The State Govt., under the guidance of the Chancellor, is also alive to the problem of streamlining the activities of the universities. Different Committees – to name a few, like The University Reforms Committee (1973), Dr. V.S. Jha Committee (1983), The Chancellors’ Committee on the Problems of the Universities in Bihar (1986), Krishna Bahadur Committee (1989) etc. –set up by the State Govt. from time to time amply reflect the concern of the Chancellor and the State Govt. regarding the betterment of the universities. Endeavours are visible to follow earnestly the main recommendations of Prof. Gnanam Committee report (1990) related to financial administration in the universities. It is encouraging to note that effective steps are being taken under the guidance and direction of the present Chancellor to ameliorate the functioning of the universities expeditiously.

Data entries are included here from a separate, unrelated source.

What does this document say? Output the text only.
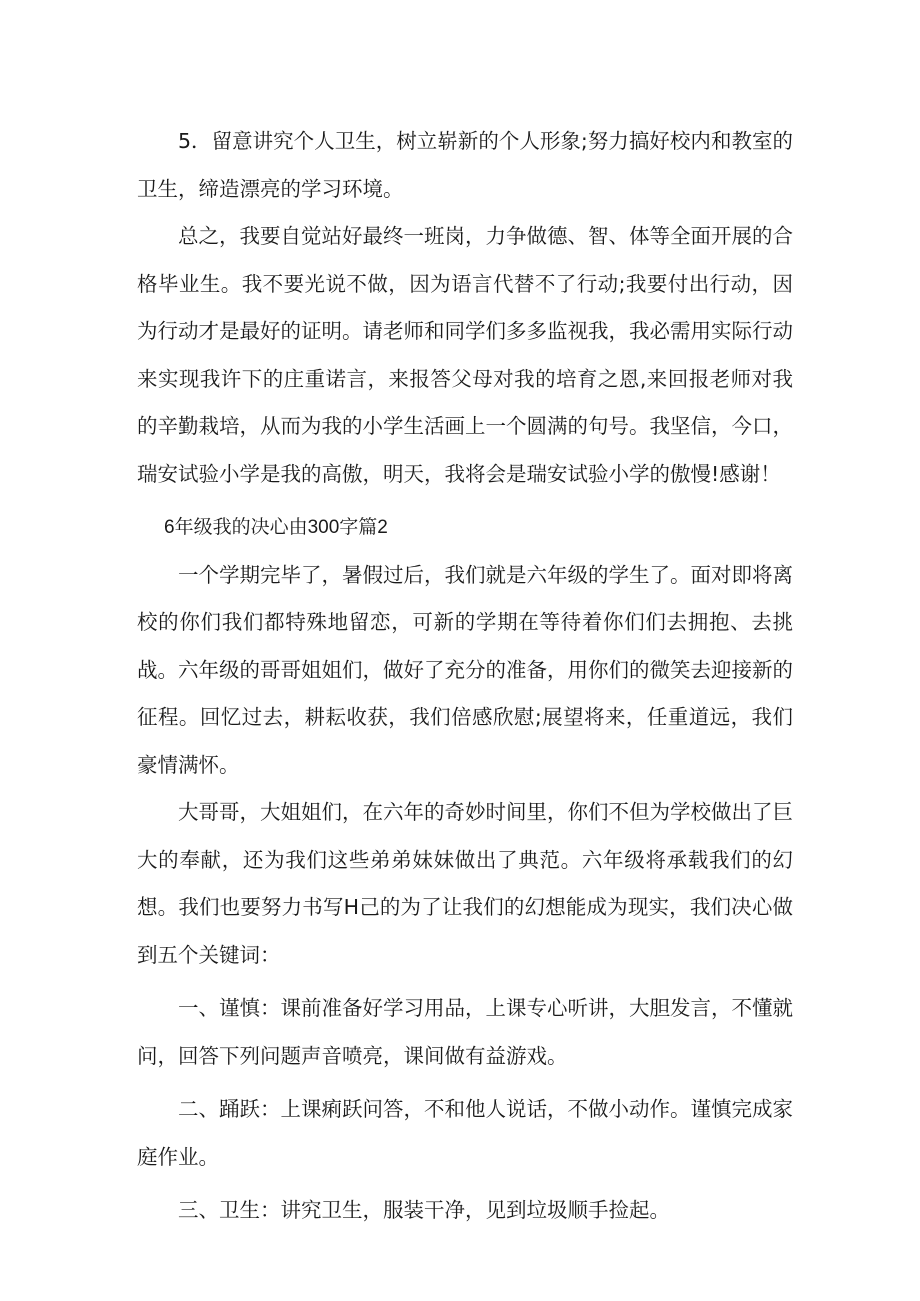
5．留意讲究个人卫生，树立崭新的个人形象;努力搞好校内和教室的卫生，缔造漂亮的学习环境。

总之，我要自觉站好最终一班岗，力争做德、智、体等全面开展的合格毕业生。我不要光说不做，因为语言代替不了行动;我要付出行动，因为行动才是最好的证明。请老师和同学们多多监视我，我必需用实际行动来实现我许下的庄重诺言，来报答父母对我的培育之恩,来回报老师对我的辛勤栽培，从而为我的小学生活画上一个圆满的句号。我坚信，今口，瑞安试验小学是我的高傲，明天，我将会是瑞安试验小学的傲慢!感谢！

6年级我的决心由300字篇2

一个学期完毕了，暑假过后，我们就是六年级的学生了。面对即将离校的你们我们都特殊地留恋，可新的学期在等待着你们们去拥抱、去挑战。六年级的哥哥姐姐们，做好了充分的准备，用你们的微笑去迎接新的征程。回忆过去，耕耘收获，我们倍感欣慰;展望将来，任重道远，我们豪情满怀。

大哥哥，大姐姐们，在六年的奇妙时间里，你们不但为学校做出了巨大的奉献，还为我们这些弟弟妹妹做出了典范。六年级将承载我们的幻想。我们也要努力书写H己的为了让我们的幻想能成为现实，我们决心做到五个关键词：

一、谨慎：课前准备好学习用品，上课专心听讲，大胆发言，不懂就问，回答下列问题声音喷亮，课间做有益游戏。

二、踊跃：上课痢跃问答，不和他人说话，不做小动作。谨慎完成家庭作业。

三、卫生：讲究卫生，服装干净，见到垃圾顺手捡起。
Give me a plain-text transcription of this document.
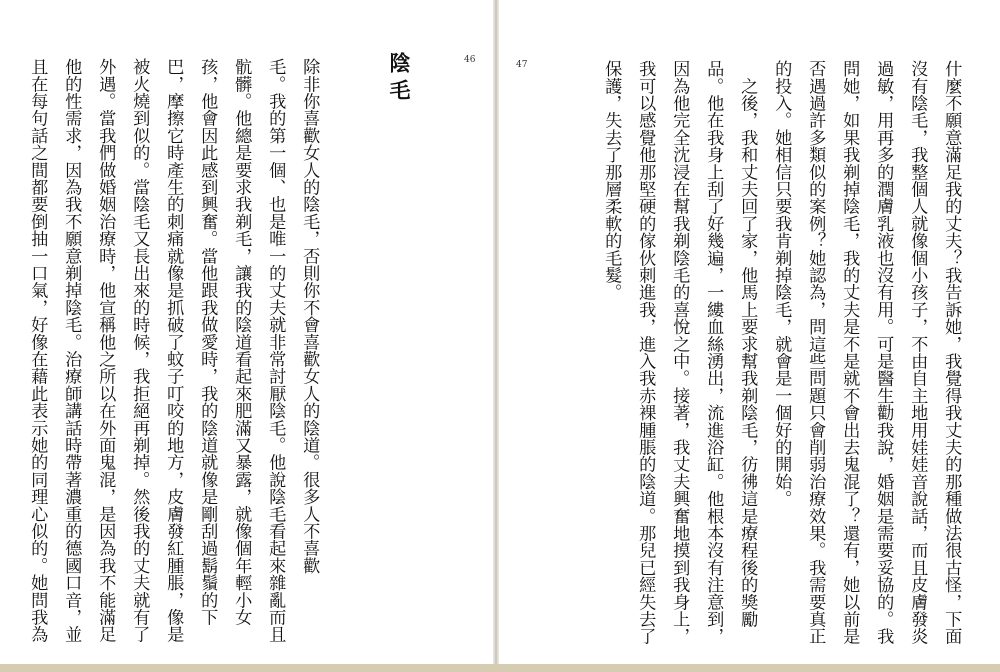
46
陰毛
除非你喜歡女人的陰毛，否則你不會喜歡女人的陰道。很多人不喜歡
毛。我的第一個、也是唯一的丈夫就非常討厭陰毛。他說陰毛看起來雜亂而且
骯髒。他總是要求我剃毛，讓我的陰道看起來肥滿又暴露，就像個年輕小女
孩，他會因此感到興奮。當他跟我做愛時，我的陰道就像是剛刮過鬍鬚的下
巴，摩擦它時產生的刺痛就像是抓破了蚊子叮咬的地方，皮膚發紅腫脹，像是
被火燒到似的。當陰毛又長出來的時候，我拒絕再剃掉。然後我的丈夫就有了
外遇。當我們做婚姻治療時，他宣稱他之所以在外面鬼混，是因為我不能滿足
他的性需求，因為我不願意剃掉陰毛。治療師講話時帶著濃重的德國口音，並
且在每句話之間都要倒抽一口氣，好像在藉此表示她的同理心似的。她問我為	47	什麼不願意滿足我的丈夫？我告訴她，我覺得我丈夫的那種做法很古怪，下面
沒有陰毛，我整個人就像個小孩子，不由自主地用娃娃音說話，而且皮膚發炎
過敏，用再多的潤膚乳液也沒有用。可是醫生勸我說，婚姻是需要妥協的。我
問她，如果我剃掉陰毛，我的丈夫是不是就不會出去鬼混了？還有，她以前是
否遇過許多類似的案例？她認為，問這些問題只會削弱治療效果。我需要真正
的投入。她相信只要我肯剃掉陰毛，就會是一個好的開始。
　之後，我和丈夫回了家，他馬上要求幫我剃陰毛，彷彿這是療程後的獎勵
品。他在我身上刮了好幾遍，一縷血絲湧出，流進浴缸。他根本沒有注意到，
因為他完全沈浸在幫我剃陰毛的喜悅之中。接著，我丈夫興奮地摸到我身上，
我可以感覺他那堅硬的傢伙刺進我，進入我赤裸腫脹的陰道。那兒已經失去了
保護，失去了那層柔軟的毛髮。
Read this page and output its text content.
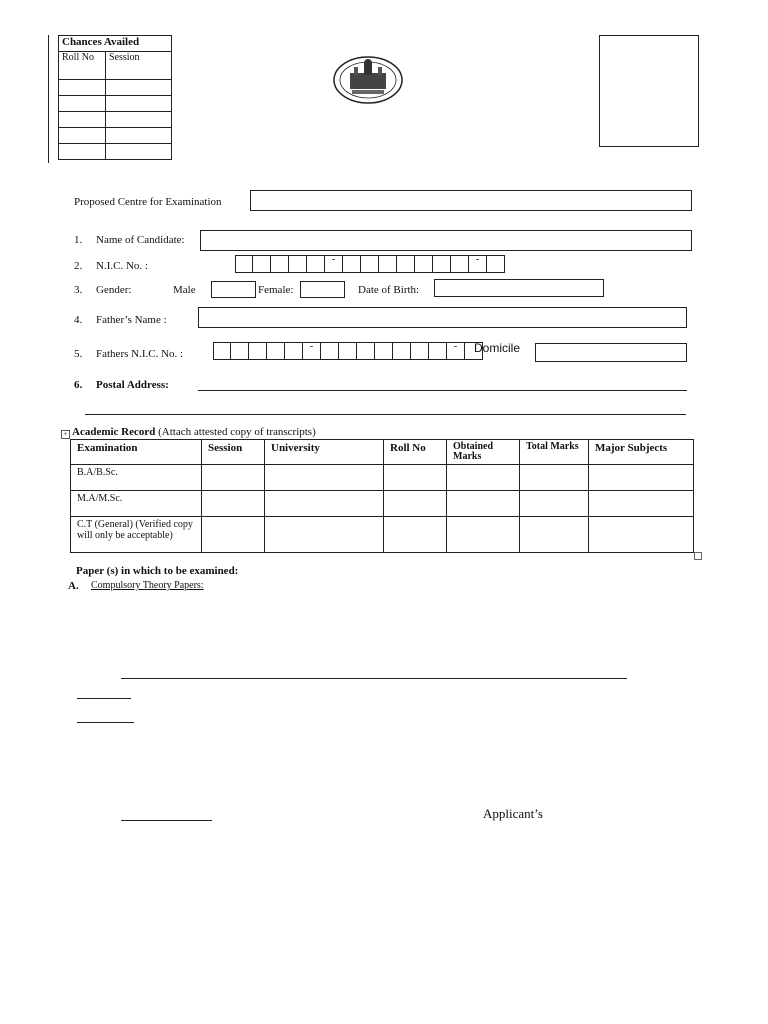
Chances Availed	
Roll No	Session

Proposed Centre for Examination
1. Name of Candidate:
2. N.I.C. No. :
-	-
3. Gender:	Male	Female:	Date of Birth:
4. Father’s Name :
5. Fathers N.I.C. No. :
-	-	Domicile
6. Postal Address:
+ Academic Record (Attach attested copy of transcripts)
Examination	Session	University	Roll No	Obtained Marks	Total Marks	Major Subjects
B.A/B.Sc.						
M.A/M.Sc.						
C.T (General) (Verified copy will only be acceptable)						
Paper (s) in which to be examined:
A. Compulsory Theory Papers:
Applicant’s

When Nalanda Open University was established in 1987 with its camp office at Patna, I was appointed the founder Vice-Chancellor of this newly set up university. I continued here for two terms with a small clientele and I tried my best to widen the wings of distance education in the state. It was a new experiment on bidding goodbye to the time-honoured hydraulic theory of education. This was an attempt to impact through a university without walls. It is needless to say that the open university system is a very powerful medium for propagating higher learning through distance education.

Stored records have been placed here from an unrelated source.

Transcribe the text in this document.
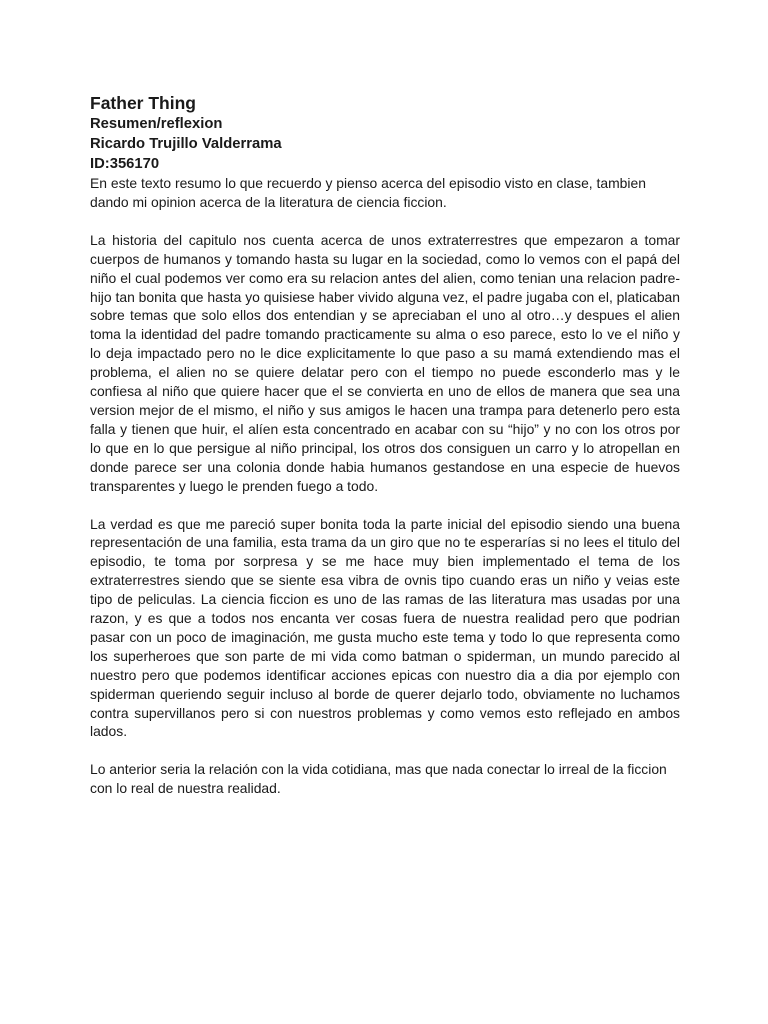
Father Thing
Resumen/reflexion
Ricardo Trujillo Valderrama
ID:356170

En este texto resumo lo que recuerdo y pienso acerca del episodio visto en clase, tambien dando mi opinion acerca de la literatura de ciencia ficcion.

La historia del capitulo nos cuenta acerca de unos extraterrestres que empezaron a tomar cuerpos de humanos y tomando hasta su lugar en la sociedad, como lo vemos con el papá del niño el cual podemos ver como era su relacion antes del alien, como tenian una relacion padre-hijo tan bonita que hasta yo quisiese haber vivido alguna vez, el padre jugaba con el, platicaban sobre temas que solo ellos dos entendian y se apreciaban el uno al otro…y despues el alien toma la identidad del padre tomando practicamente su alma o eso parece, esto lo ve el niño y lo deja impactado pero no le dice explicitamente lo que paso a su mamá extendiendo mas el problema, el alien no se quiere delatar pero con el tiempo no puede esconderlo mas y le confiesa al niño que quiere hacer que el se convierta en uno de ellos de manera que sea una version mejor de el mismo, el niño y sus amigos le hacen una trampa para detenerlo pero esta falla y tienen que huir, el alíen esta concentrado en acabar con su “hijo” y no con los otros por lo que en lo que persigue al niño principal, los otros dos consiguen un carro y lo atropellan en donde parece ser una colonia donde habia humanos gestandose en una especie de huevos transparentes y luego le prenden fuego a todo.

La verdad es que me pareció super bonita toda la parte inicial del episodio siendo una buena representación de una familia, esta trama da un giro que no te esperarías si no lees el titulo del episodio, te toma por sorpresa y se me hace muy bien implementado el tema de los extraterrestres siendo que se siente esa vibra de ovnis tipo cuando eras un niño y veias este tipo de peliculas. La ciencia ficcion es uno de las ramas de las literatura mas usadas por una razon, y es que a todos nos encanta ver cosas fuera de nuestra realidad pero que podrian pasar con un poco de imaginación, me gusta mucho este tema y todo lo que representa como los superheroes que son parte de mi vida como batman o spiderman, un mundo parecido al nuestro pero que podemos identificar acciones epicas con nuestro dia a dia por ejemplo con spiderman queriendo seguir incluso al borde de querer dejarlo todo, obviamente no luchamos contra supervillanos pero si con nuestros problemas y como vemos esto reflejado en ambos lados.

Lo anterior seria la relación con la vida cotidiana, mas que nada conectar lo irreal de la ficcion con lo real de nuestra realidad.
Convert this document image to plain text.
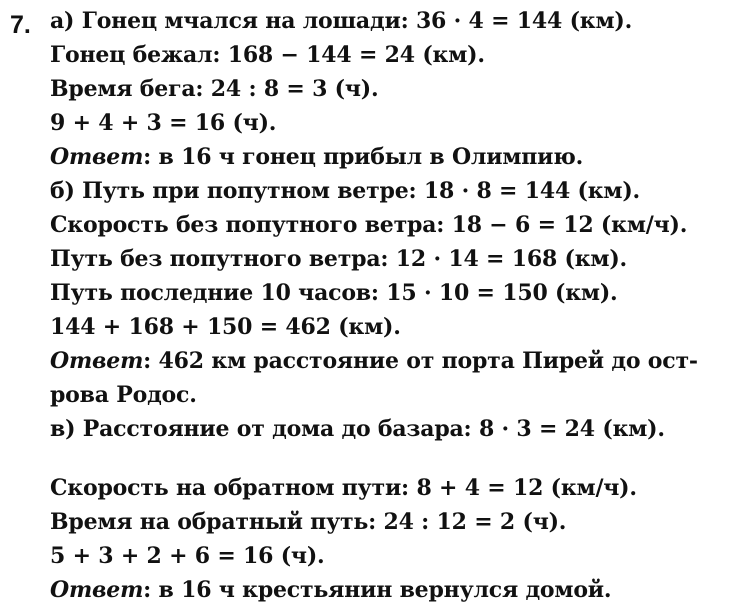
7. а) Гонец мчался на лошади: 36 · 4 = 144 (км).
Гонец бежал: 168 − 144 = 24 (км).
Время бега: 24 : 8 = 3 (ч).
9 + 4 + 3 = 16 (ч).
Ответ: в 16 ч гонец прибыл в Олимпию.
б) Путь при попутном ветре: 18 · 8 = 144 (км).
Скорость без попутного ветра: 18 − 6 = 12 (км/ч).
Путь без попутного ветра: 12 · 14 = 168 (км).
Путь последние 10 часов: 15 · 10 = 150 (км).
144 + 168 + 150 = 462 (км).
Ответ: 462 км расстояние от порта Пирей до ост-
рова Родос.
в) Расстояние от дома до базара: 8 · 3 = 24 (км).
Скорость на обратном пути: 8 + 4 = 12 (км/ч).
Время на обратный путь: 24 : 12 = 2 (ч).
5 + 3 + 2 + 6 = 16 (ч).
Ответ: в 16 ч крестьянин вернулся домой.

Though India is recognised as a country of ‘Gurukul Educational System’, which emphasized on the direct relationship between the teacher and the taught, India, in my opinion, should make a departure from the conventional ‘atavism’ to avail of the achievements of neo-communication technology through open university system as an alternative strategy in the field of higher education. More over, we should expatiate the area of access to higher education and update its societal relevance by promoting Open University System keeping in view our large target groups in a Welfare State like India.

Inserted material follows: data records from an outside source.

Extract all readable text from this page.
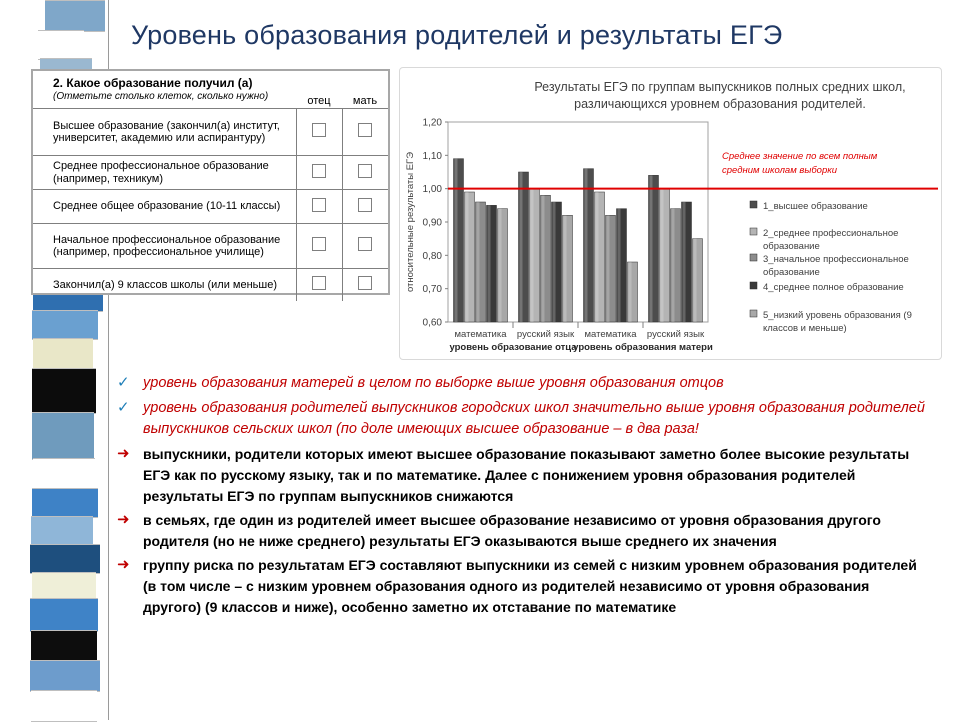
Уровень образования родителей и результаты ЕГЭ
2. Какое образование получил (а) (Отметьте столько клеток, сколько нужно)	отец	мать
Высшее образование (закончил(а) институт, университет, академию или аспирантуру)		
Среднее профессиональное образование (например, техникум)		
Среднее общее образование (10-11 классы)		
Начальное профессиональное образование (например, профессиональное училище)		
Закончил(а) 9 классов школы (или меньше)		
Результаты ЕГЭ по группам выпускников полных средних школ,
различающихся уровнем образования родителей.
0,60
0,70
0,80
0,90
1,00
1,10
1,20
относительные результаты ЕГЭ
математика русский язык математика русский язык
уровень образование отца
уровень образования матери
Среднее значение по всем полным
средним школам выборки
1_высшее образование
2_среднее профессиональное
образование
3_начальное профессиональное
образование
4_среднее полное образование
5_низкий уровень образования (9
классов и меньше)
✓ уровень образования матерей в целом по выборке выше уровня образования отцов
✓ уровень образования родителей выпускников городских школ значительно выше уровня образования родителей выпускников сельских школ (по доле имеющих высшее образование – в два раза!
➜ выпускники, родители которых имеют высшее образование показывают заметно более высокие результаты ЕГЭ как по русскому языку, так и по математике. Далее с понижением уровня образования родителей результаты ЕГЭ по группам выпускников снижаются
➜ в семьях, где один из родителей имеет высшее образование независимо от уровня образования другого родителя (но не ниже среднего) результаты ЕГЭ оказываются выше среднего их значения
➜ группу риска по результатам ЕГЭ составляют выпускники из семей с низким уровнем образования родителей (в том числе – с низким уровнем образования одного из родителей независимо от уровня образования другого) (9 классов и ниже), особенно заметно их отставание по математике
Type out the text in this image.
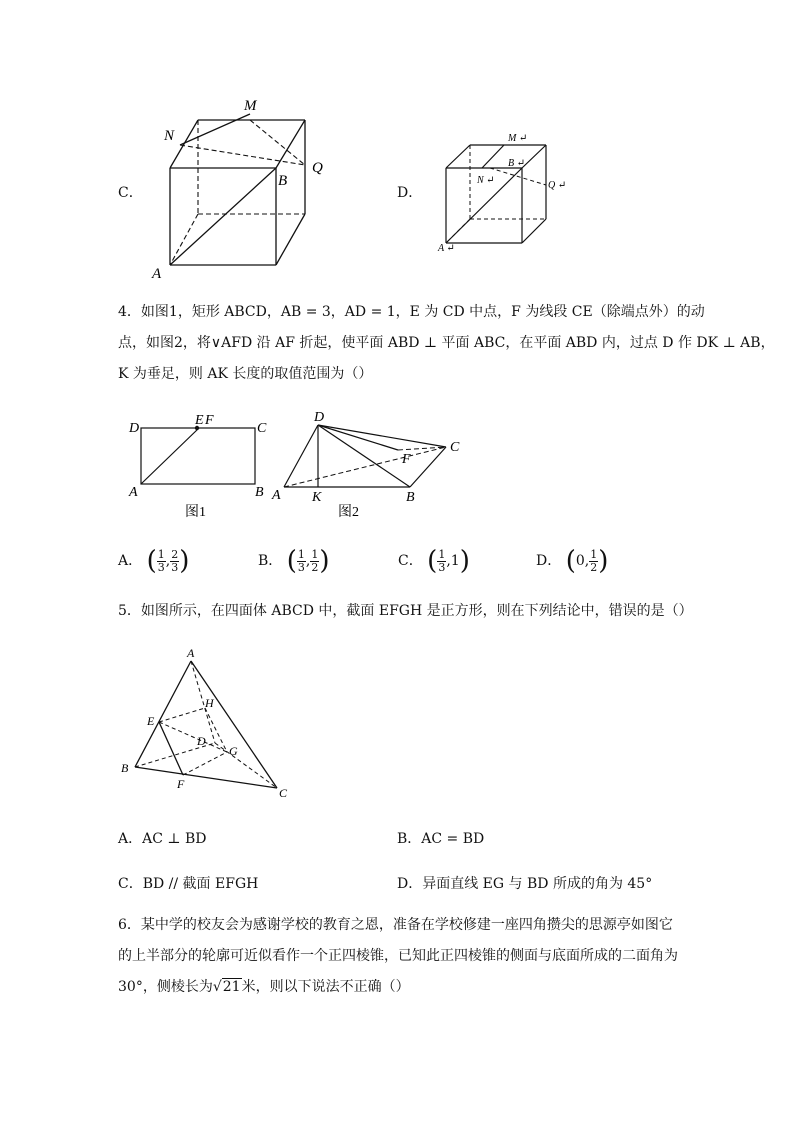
C．
M
N
Q
B
A
D．
M ↵
B ↵
N ↵	Q ↵
A ↵
4．如图1，矩形 ABCD，AB = 3，AD = 1，E 为 CD 中点，F 为线段 CE（除端点外）的动
点，如图2，将∨AFD 沿 AF 折起，使平面 ABD ⊥ 平面 ABC，在平面 ABD 内，过点 D 作 DK ⊥ AB，
K 为垂足，则 AK 长度的取值范围为（）
D
E F
C
A	B
图1
D
C
F
A K	B
图2
A． ( $\frac{1}{3}$ , $\frac{2}{3}$ )	B． ( $\frac{1}{3}$ , $\frac{1}{2}$ )	C． ( $\frac{1}{3} ,1$)	D． (0, $\frac{1}{2}$ )
5．如图所示，在四面体 ABCD 中，截面 EFGH 是正方形，则在下列结论中，错误的是（）
A
E
H
D
G
B
F
C
A．AC ⊥ BD	B．AC = BD
C．BD // 截面 EFGH	D．异面直线 EG 与 BD 所成的角为 45°
6．某中学的校友会为感谢学校的教育之恩，准备在学校修建一座四角攒尖的思源亭如图它
的上半部分的轮廓可近似看作一个正四棱锥，已知此正四棱锥的侧面与底面所成的二面角为
30°，侧棱长为√21米，则以下说法不正确（）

It does not deem fit to assess always the pace and progress of higher education in terms of per capita G.N.P. in relation with literacy level. This functional-technical theory of education is not very relevant to India. It would not be out of context to comment that in the guise of according educational assistance, the developed countries are exploiting the skilled man-power of the developing countries through brain-drain and immigration. The job-hoppers and the techno-collies in this era of globalization and outsourcing are like the agreemented labourers of the colonial period to a certain extent, because the end product of their labour and fruition of skill benefit only the foreigners & the entrepreneurs.

Hence to broaden the scope of higher education in our democratic and welfare-oriented nation, the promotion of distance education through open university system is quite imperative. To soften our present social tension, to catch the momentum for upward social mobility of the deprived section and to inculcate communicative ability in the less advantaged and under advanced segments, this is the demand of the present age to expand the frontiers of higher education without lowering down its standards.

There are other facets also, which I would like to pen on another suitable occasion, because I was associated, in the capacity of Chairman, Bihar Inter University Board, with many worthy and pivotal moments in the history of University Education in Bihar such as preparing the Status Report and the Statutes to launch Vocational Courses, Women’s Studies and Environmental sciences. In addition, I had the privilege to act as the convenor of the Committee appointed by the then Chancellor to draw in detail the academic map and the basic tenets of the proposed Maulana Mazahrul Haq Arabic & Persian University, Patna. But the limited space in this Journal of renown compels me for abruption.